If A, B, C are three mutually exclusive and exhaustive events of an experiment such that P(A) = 2P(B) = 3P(C),then P(B) is equal to

• A. \(\frac{1}{11}\)
• B. \(\frac{2}{11}\)
• C. \(\frac{3}{11}\)
• D. \(\frac{4}{11}\)

Answer 1

The Correct Option is C

Given that A, B, and C are three mutually exclusive and exhaustive events of an experiment, such that \(P(A) = 2P(B) = 3P(C)\). 

We need to find \(P(B)\).

Since A, B, and C are mutually exclusive and exhaustive, we have:

\(P(A) + P(B) + P(C) = 1\)

Let \(P(B) = x\). Then, \(P(A) = 2x\) and \(2x = 3P(C) \implies P(C) = \frac{2}{3}x\).
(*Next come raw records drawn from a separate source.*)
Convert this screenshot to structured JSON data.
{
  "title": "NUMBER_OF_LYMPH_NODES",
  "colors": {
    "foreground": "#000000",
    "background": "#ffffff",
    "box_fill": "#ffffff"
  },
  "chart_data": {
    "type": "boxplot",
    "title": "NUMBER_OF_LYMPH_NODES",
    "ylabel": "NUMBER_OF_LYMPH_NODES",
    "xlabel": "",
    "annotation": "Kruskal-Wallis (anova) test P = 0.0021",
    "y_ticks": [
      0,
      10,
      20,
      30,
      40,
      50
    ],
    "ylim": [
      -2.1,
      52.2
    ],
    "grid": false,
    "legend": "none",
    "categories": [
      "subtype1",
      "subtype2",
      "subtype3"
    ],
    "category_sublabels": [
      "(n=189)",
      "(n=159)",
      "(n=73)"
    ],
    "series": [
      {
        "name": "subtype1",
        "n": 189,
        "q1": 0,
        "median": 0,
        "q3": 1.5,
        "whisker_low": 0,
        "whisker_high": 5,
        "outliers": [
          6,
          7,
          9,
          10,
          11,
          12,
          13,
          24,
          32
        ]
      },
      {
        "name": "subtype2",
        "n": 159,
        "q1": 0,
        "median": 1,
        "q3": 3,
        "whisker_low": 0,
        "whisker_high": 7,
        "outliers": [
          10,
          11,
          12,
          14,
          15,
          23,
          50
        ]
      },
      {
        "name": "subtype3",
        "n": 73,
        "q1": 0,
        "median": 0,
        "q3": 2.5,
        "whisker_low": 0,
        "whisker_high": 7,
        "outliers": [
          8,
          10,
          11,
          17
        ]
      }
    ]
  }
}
Substituting these into the equation \(P(A) + P(B) + P(C) = 1\), we get:

\(2x + x + \frac{2}{3}x = 1\)

\(3x + \frac{2}{3}x = 1\)

\(\frac{9x + 2x}{3} = 1\)

\(\frac{11x}{3} = 1\)

\(11x = 3\)

\(x = \frac{3}{11}\)

Therefore, \(P(B) = \frac{3}{11}\).

Thus, the correct option is (C) \(\frac{3}{11}\).

Answer 2

Let \( P(A) \), \( P(B) \), \( P(C) \) be the probabilities of events \( A \), \( B \), \( C \). 

Since \( A \), \( B \), \( C \) are mutually exclusive and exhaustive, \( P(A) + P(B) + P(C) = 1 \). 

Given \( P(A) = 2P(B) = 3P(C) \), then \( P(B) = \frac{P(A)}{2} \) and \( P(C) = \frac{P(A)}{3} \). 

Substituting into the equation: \[ P(A) + \frac{P(A)}{2} + \frac{P(A)}{3} = 1 \] Multiply through by 6 to eliminate the fractions: \[ 6P(A) + 3P(A) + 2P(A) = 6 \] Simplify: \[ 11P(A) = 6 \] Solve for \( P(A) \): \[ P(A) = \frac{6}{11} \] Now calculate \( P(B) \): \[ P(B) = \frac{P(A)}{2} = \frac{\frac{6}{11}}{2} = \frac{3}{11} \] Final Answer: The final answer is \( \boxed{\frac{3}{11}} \).